Mechansims of Macrophage Mechanosensation in Collagen Matrix
Pardis Pakshir 1, 2, 3 ; Moien Alizadehgiashi 4 ; Boaz Wong 5 ; Nuno Miranda Coelho 2 ; Christopher McCulloch 2 ; Boris Hinz 1, 2, 3;
1. Laboratory of Tissue Repair and Regeneration; 2. Matrix Dynamics Group, Faculty of Dentistry; 3. Institute of Biomaterials and Biomedical Engineering; 4. Department of Chemistry, University of Toronto, Toronto, ; 5. Department of Physiology, University of Western Ontario, London, Ontario, Canada;
Background: Intimate communication between macrophages (Mϕ) and fibroblasts is important for tissue repair after injury and miscommunication can lead to pathological healing and fibrosis. Our previous results show that single contracting fibroblasts generate deformation fields in fibrillar collagen extracellular matrix (ECM) that provide far-reaching physical cues for Mϕ. We found that Mϕ detect and follow local strain rate changes in their substrate but the mechanisms of Mϕ mechanosensing remain elusive.

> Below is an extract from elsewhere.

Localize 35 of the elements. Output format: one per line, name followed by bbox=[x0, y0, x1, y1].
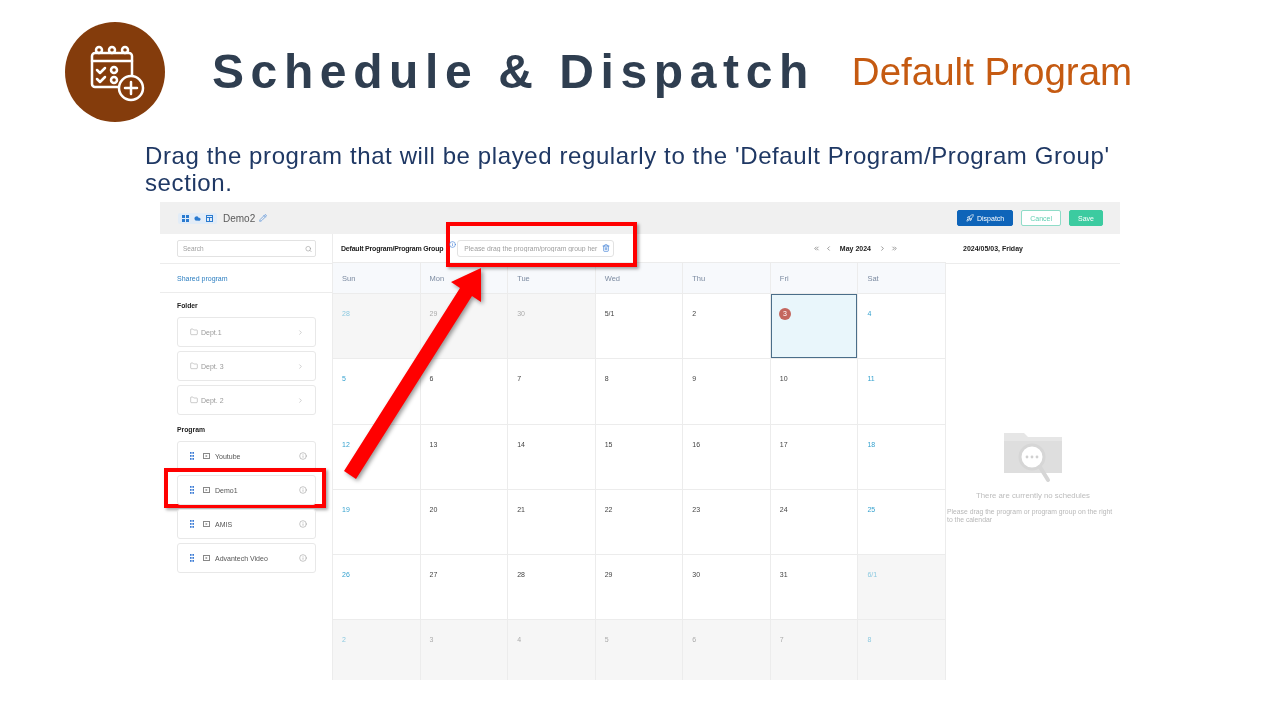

Hypothesis: Mϕ use collagen binding receptors and stress-activated membrane channels to sense and respond to local deformations in their ECM.
Objective: To elucidate the molecular mechanism and receptors of Mϕ mechanosensation in response to dynamic mechanical cues transmitted through collagen ECM.
Methods: Mouse bone marrow-derived Mϕ were seeded onto fibrillar collagen ECM. To identify potential mechanosensors, we assessed fibrillar collagen receptors: discoidin domain receptors (DDRs), integrins α1β1 and α21β1, using Western blotting and flow cytometry. To study the involvement of these receptors in mechanosensing, Mϕ were incorporated into 3D collagen ECM and subjected to cyclic uniaxial strain. Mϕ were then fixed and stained for cytoskeletal markers of cell migration polarization to identify Mϕ mechano-responses to ECM strain. To mimic force fields produced by single contractile fibroblasts, Mϕ migration was tracked on collagen ECM that was gradually deformed using micromanipulator-controlled microneedles. Both experimental series were performed in presence and absence of collagen receptor and ion channel inhibitors.
Results: Recruitment of α2β1 integrin was upregulated in Mϕ exposed to fibrillar collagen versus non-coated substrates. Upon periodic stretching, Mϕ oriented within collagen gels, indicating mechanosensing. Collagen receptor function-blocking antibodies, most prominently β1 integrin inhibitors, altered Mϕ alignment indicating their functional involvement in Mϕ mechanosensation. Mϕ migrated towards actuated microneedles, which was impaired in the presence of selective ion channel blockers indicating a functional role of specific membrane channels in Mϕ mechano-responses to ECM strain.
Conclusions: Mϕ mechanosensing of strain in collagen ECM is dependent on membrane ion channels and β1 integrins.